По равнодушным и недоумевающим лицам господ маршалов видно было, что они недоумевали, в чем тут состояла острота, на которую намекала интонация Балашева. «Ежели и была она, то мы не поняли ее или она вовсе не остроумна», – говорили выражения лиц маршалов. Так мало был оценен этот ответ, что Наполеон даже решительно не заметил его и наивно спросил Балашева о том, на какие города идет отсюда прямая дорога к Москве. Балашев, бывший все время обеда настороже, отвечал, что comme tout chemin mene a Rome, tout chemin mene a Moscou, [как всякая дорога, по пословице, ведет в Рим, так и все дороги ведут в Москву,] что есть много дорог, и что в числе этих разных путей есть дорога на Полтаву, которую избрал Карл XII, сказал Балашев, невольно вспыхнув от удовольствия в удаче этого ответа. Не успел Балашев досказать последних слов: «Poltawa», как уже Коленкур заговорил о неудобствах дороги из Петербурга в Москву и о своих петербургских воспоминаниях.
После обеда перешли пить кофе в кабинет Наполеона, четыре дня тому назад бывший кабинетом императора Александра. Наполеон сел, потрогивая кофе в севрской чашке, и указал на стул подло себя Балашеву.

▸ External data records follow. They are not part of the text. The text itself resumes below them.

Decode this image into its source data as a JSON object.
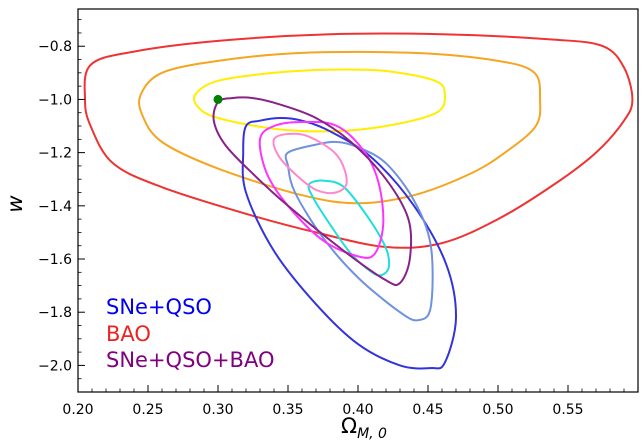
{
  "chart_data": {
    "type": "contour",
    "xlabel": "Ω",
    "xlabel_sub": "M, 0",
    "ylabel": "w",
    "xlim": [
      0.2,
      0.6
    ],
    "ylim": [
      -2.1,
      -0.66
    ],
    "x_ticks": [
      0.2,
      0.25,
      0.3,
      0.35,
      0.4,
      0.45,
      0.5,
      0.55
    ],
    "x_tick_labels": [
      "0.20",
      "0.25",
      "0.30",
      "0.35",
      "0.40",
      "0.45",
      "0.50",
      "0.55"
    ],
    "y_ticks": [
      -0.8,
      -1.0,
      -1.2,
      -1.4,
      -1.6,
      -1.8,
      -2.0
    ],
    "y_tick_labels": [
      "−0.8",
      "−1.0",
      "−1.2",
      "−1.4",
      "−1.6",
      "−1.8",
      "−2.0"
    ],
    "legend": [
      {
        "label": "SNe+QSO",
        "color": "#0000ee"
      },
      {
        "label": "BAO",
        "color": "#ee2222"
      },
      {
        "label": "SNe+QSO+BAO",
        "color": "#800080"
      }
    ],
    "legend_placement": "bottom-left",
    "reference_point": {
      "x": 0.3,
      "y": -1.0,
      "color": "#008000"
    },
    "contours": [
      {
        "color": "#ee3333",
        "points": [
          [
            0.209,
            -0.87
          ],
          [
            0.24,
            -0.82
          ],
          [
            0.3,
            -0.78
          ],
          [
            0.38,
            -0.755
          ],
          [
            0.46,
            -0.755
          ],
          [
            0.54,
            -0.775
          ],
          [
            0.575,
            -0.8
          ],
          [
            0.59,
            -0.88
          ],
          [
            0.596,
            -1.0
          ],
          [
            0.59,
            -1.08
          ],
          [
            0.57,
            -1.2
          ],
          [
            0.54,
            -1.32
          ],
          [
            0.5,
            -1.45
          ],
          [
            0.46,
            -1.54
          ],
          [
            0.42,
            -1.555
          ],
          [
            0.37,
            -1.5
          ],
          [
            0.32,
            -1.43
          ],
          [
            0.26,
            -1.33
          ],
          [
            0.225,
            -1.24
          ],
          [
            0.209,
            -1.1
          ],
          [
            0.205,
            -1.0
          ]
        ]
      },
      {
        "color": "#f5a520",
        "points": [
          [
            0.245,
            -0.98
          ],
          [
            0.26,
            -0.9
          ],
          [
            0.3,
            -0.855
          ],
          [
            0.36,
            -0.825
          ],
          [
            0.44,
            -0.825
          ],
          [
            0.5,
            -0.855
          ],
          [
            0.526,
            -0.9
          ],
          [
            0.53,
            -1.0
          ],
          [
            0.527,
            -1.1
          ],
          [
            0.505,
            -1.2
          ],
          [
            0.48,
            -1.28
          ],
          [
            0.44,
            -1.36
          ],
          [
            0.4,
            -1.39
          ],
          [
            0.36,
            -1.36
          ],
          [
            0.3,
            -1.26
          ],
          [
            0.26,
            -1.16
          ],
          [
            0.246,
            -1.06
          ]
        ]
      },
      {
        "color": "#ffee00",
        "points": [
          [
            0.284,
            -0.98
          ],
          [
            0.3,
            -0.93
          ],
          [
            0.34,
            -0.9
          ],
          [
            0.38,
            -0.888
          ],
          [
            0.42,
            -0.893
          ],
          [
            0.455,
            -0.93
          ],
          [
            0.462,
            -0.98
          ],
          [
            0.456,
            -1.05
          ],
          [
            0.42,
            -1.1
          ],
          [
            0.38,
            -1.12
          ],
          [
            0.34,
            -1.11
          ],
          [
            0.3,
            -1.07
          ],
          [
            0.286,
            -1.03
          ]
        ]
      },
      {
        "color": "#3333dd",
        "points": [
          [
            0.32,
            -1.1
          ],
          [
            0.33,
            -1.08
          ],
          [
            0.345,
            -1.07
          ],
          [
            0.36,
            -1.08
          ],
          [
            0.38,
            -1.12
          ],
          [
            0.41,
            -1.22
          ],
          [
            0.44,
            -1.4
          ],
          [
            0.463,
            -1.62
          ],
          [
            0.47,
            -1.82
          ],
          [
            0.462,
            -1.99
          ],
          [
            0.452,
            -2.01
          ],
          [
            0.43,
            -2.0
          ],
          [
            0.4,
            -1.92
          ],
          [
            0.37,
            -1.77
          ],
          [
            0.34,
            -1.57
          ],
          [
            0.32,
            -1.35
          ],
          [
            0.318,
            -1.2
          ]
        ]
      },
      {
        "color": "#7090e0",
        "points": [
          [
            0.35,
            -1.2
          ],
          [
            0.37,
            -1.17
          ],
          [
            0.385,
            -1.16
          ],
          [
            0.4,
            -1.18
          ],
          [
            0.42,
            -1.24
          ],
          [
            0.44,
            -1.38
          ],
          [
            0.452,
            -1.55
          ],
          [
            0.452,
            -1.78
          ],
          [
            0.443,
            -1.83
          ],
          [
            0.43,
            -1.8
          ],
          [
            0.4,
            -1.67
          ],
          [
            0.375,
            -1.52
          ],
          [
            0.355,
            -1.35
          ],
          [
            0.35,
            -1.25
          ]
        ]
      },
      {
        "color": "#22dddd",
        "points": [
          [
            0.365,
            -1.32
          ],
          [
            0.375,
            -1.305
          ],
          [
            0.39,
            -1.33
          ],
          [
            0.408,
            -1.45
          ],
          [
            0.42,
            -1.56
          ],
          [
            0.422,
            -1.63
          ],
          [
            0.417,
            -1.66
          ],
          [
            0.41,
            -1.65
          ],
          [
            0.395,
            -1.58
          ],
          [
            0.38,
            -1.47
          ],
          [
            0.368,
            -1.37
          ]
        ]
      },
      {
        "color": "#ff33ff",
        "points": [
          [
            0.33,
            -1.15
          ],
          [
            0.34,
            -1.1
          ],
          [
            0.36,
            -1.085
          ],
          [
            0.385,
            -1.1
          ],
          [
            0.405,
            -1.2
          ],
          [
            0.415,
            -1.32
          ],
          [
            0.418,
            -1.47
          ],
          [
            0.412,
            -1.58
          ],
          [
            0.4,
            -1.59
          ],
          [
            0.375,
            -1.53
          ],
          [
            0.35,
            -1.4
          ],
          [
            0.335,
            -1.28
          ]
        ]
      },
      {
        "color": "#ff88cc",
        "points": [
          [
            0.34,
            -1.15
          ],
          [
            0.35,
            -1.13
          ],
          [
            0.365,
            -1.14
          ],
          [
            0.385,
            -1.21
          ],
          [
            0.392,
            -1.31
          ],
          [
            0.384,
            -1.35
          ],
          [
            0.37,
            -1.34
          ],
          [
            0.355,
            -1.28
          ],
          [
            0.343,
            -1.21
          ]
        ]
      },
      {
        "color": "#882288",
        "points": [
          [
            0.3,
            -1.01
          ],
          [
            0.31,
            -0.995
          ],
          [
            0.325,
            -0.995
          ],
          [
            0.345,
            -1.02
          ],
          [
            0.37,
            -1.07
          ],
          [
            0.395,
            -1.16
          ],
          [
            0.42,
            -1.3
          ],
          [
            0.436,
            -1.45
          ],
          [
            0.437,
            -1.6
          ],
          [
            0.43,
            -1.69
          ],
          [
            0.42,
            -1.68
          ],
          [
            0.39,
            -1.57
          ],
          [
            0.35,
            -1.4
          ],
          [
            0.325,
            -1.28
          ],
          [
            0.305,
            -1.17
          ],
          [
            0.297,
            -1.08
          ]
        ]
      }
    ]
  }
}
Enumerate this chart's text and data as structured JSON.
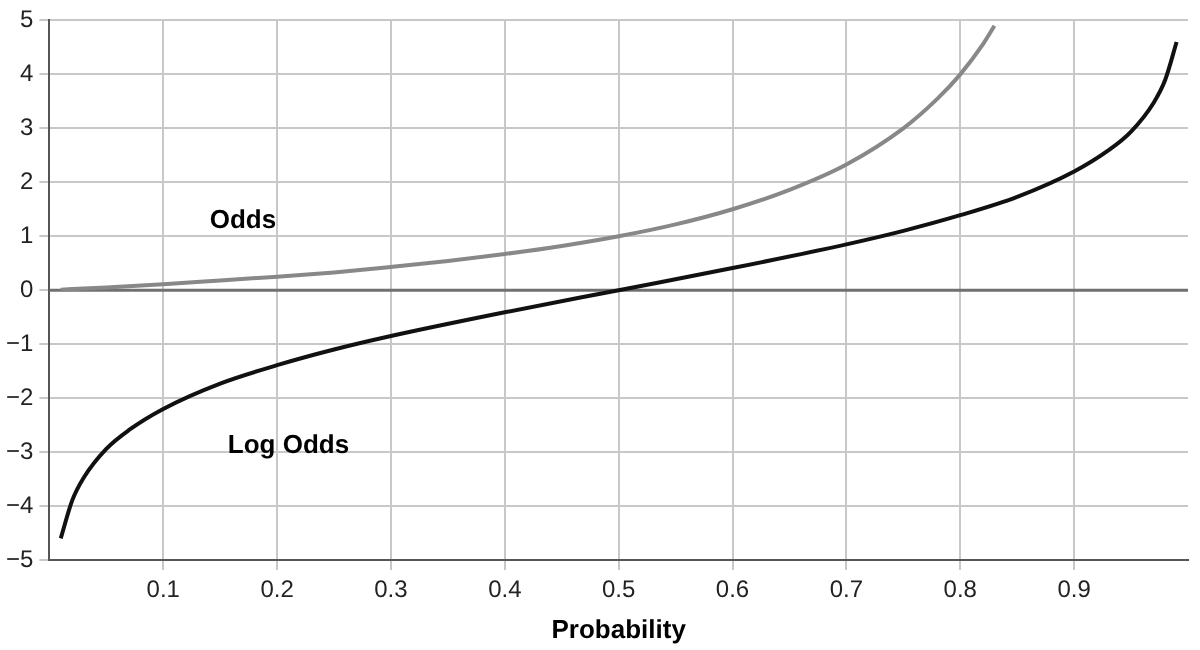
{
  "chart_data": {
    "type": "line",
    "xlabel": "Probability",
    "xlim": [
      0,
      1
    ],
    "xticks": [
      0.1,
      0.2,
      0.3,
      0.4,
      0.5,
      0.6,
      0.7,
      0.8,
      0.9
    ],
    "ylim": [
      -5,
      5
    ],
    "yticks": [
      {
        "value": -5,
        "label": "−5"
      },
      {
        "value": -4,
        "label": "−4"
      },
      {
        "value": -3,
        "label": "−3"
      },
      {
        "value": -2,
        "label": "−2"
      },
      {
        "value": -1,
        "label": "−1"
      },
      0,
      1,
      2,
      3,
      4,
      5
    ],
    "grid": true,
    "legend": false,
    "marker": "none",
    "line_style": "solid",
    "ref_lines": [
      {
        "axis": "y",
        "value": 0,
        "color": "#707070"
      }
    ],
    "series": [
      {
        "name": "Odds",
        "color": "#888888",
        "x": [
          0.01,
          0.05,
          0.1,
          0.15,
          0.2,
          0.25,
          0.3,
          0.35,
          0.4,
          0.45,
          0.5,
          0.55,
          0.6,
          0.65,
          0.7,
          0.75,
          0.78,
          0.8,
          0.82,
          0.83
        ],
        "values": [
          0.01,
          0.05,
          0.11,
          0.18,
          0.25,
          0.33,
          0.43,
          0.54,
          0.67,
          0.82,
          1,
          1.22,
          1.5,
          1.86,
          2.33,
          3,
          3.55,
          4,
          4.56,
          4.9
        ]
      },
      {
        "name": "Log Odds",
        "color": "#111111",
        "x": [
          0.01,
          0.02,
          0.03,
          0.05,
          0.07,
          0.1,
          0.15,
          0.2,
          0.25,
          0.3,
          0.4,
          0.5,
          0.6,
          0.7,
          0.75,
          0.8,
          0.85,
          0.9,
          0.93,
          0.95,
          0.97,
          0.98,
          0.99
        ],
        "values": [
          -4.6,
          -3.9,
          -3.48,
          -2.94,
          -2.59,
          -2.2,
          -1.73,
          -1.39,
          -1.1,
          -0.85,
          -0.41,
          0,
          0.41,
          0.85,
          1.1,
          1.39,
          1.73,
          2.2,
          2.59,
          2.94,
          3.48,
          3.9,
          4.6
        ]
      }
    ]
  }
}
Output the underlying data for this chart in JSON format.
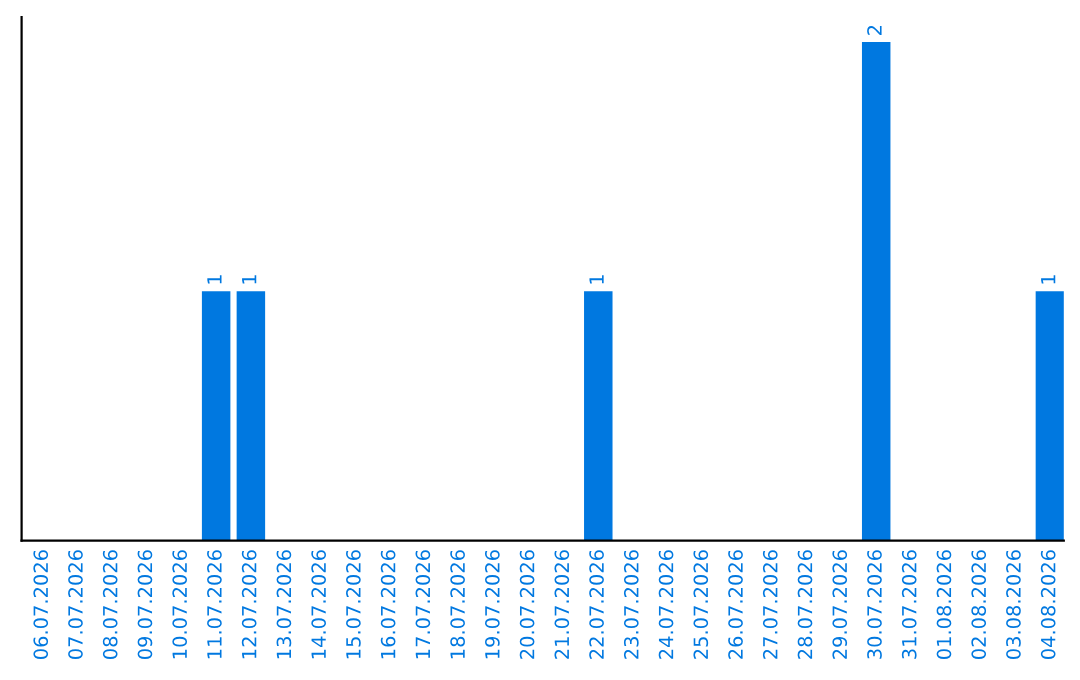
{
  "chart_data": {
    "type": "bar",
    "categories": [
      "06.07.2026",
      "07.07.2026",
      "08.07.2026",
      "09.07.2026",
      "10.07.2026",
      "11.07.2026",
      "12.07.2026",
      "13.07.2026",
      "14.07.2026",
      "15.07.2026",
      "16.07.2026",
      "17.07.2026",
      "18.07.2026",
      "19.07.2026",
      "20.07.2026",
      "21.07.2026",
      "22.07.2026",
      "23.07.2026",
      "24.07.2026",
      "25.07.2026",
      "26.07.2026",
      "27.07.2026",
      "28.07.2026",
      "29.07.2026",
      "30.07.2026",
      "31.07.2026",
      "01.08.2026",
      "02.08.2026",
      "03.08.2026",
      "04.08.2026"
    ],
    "values": [
      0,
      0,
      0,
      0,
      0,
      1,
      1,
      0,
      0,
      0,
      0,
      0,
      0,
      0,
      0,
      0,
      1,
      0,
      0,
      0,
      0,
      0,
      0,
      0,
      2,
      0,
      0,
      0,
      0,
      1
    ],
    "value_labels": [
      null,
      null,
      null,
      null,
      null,
      "1",
      "1",
      null,
      null,
      null,
      null,
      null,
      null,
      null,
      null,
      null,
      "1",
      null,
      null,
      null,
      null,
      null,
      null,
      null,
      "2",
      null,
      null,
      null,
      null,
      "1"
    ],
    "color": "#0078e0",
    "grid": false,
    "legend": false
  }
}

Есть в человеке известное послеобеденное расположение духа, которое сильнее всяких разумных причин заставляет человека быть довольным собой и считать всех своими друзьями. Наполеон находился в этом расположении. Ему казалось, что он окружен людьми, обожающими его. Он был убежден, что и Балашев после его обеда был его другом и обожателем. Наполеон обратился к нему с приятной и слегка насмешливой улыбкой.
– Это та же комната, как мне говорили, в которой жил император Александр. Странно, не правда ли, генерал? – сказал он, очевидно, не сомневаясь в том, что это обращение не могло не быть приятно его собеседнику, так как оно доказывало превосходство его, Наполеона, над Александром.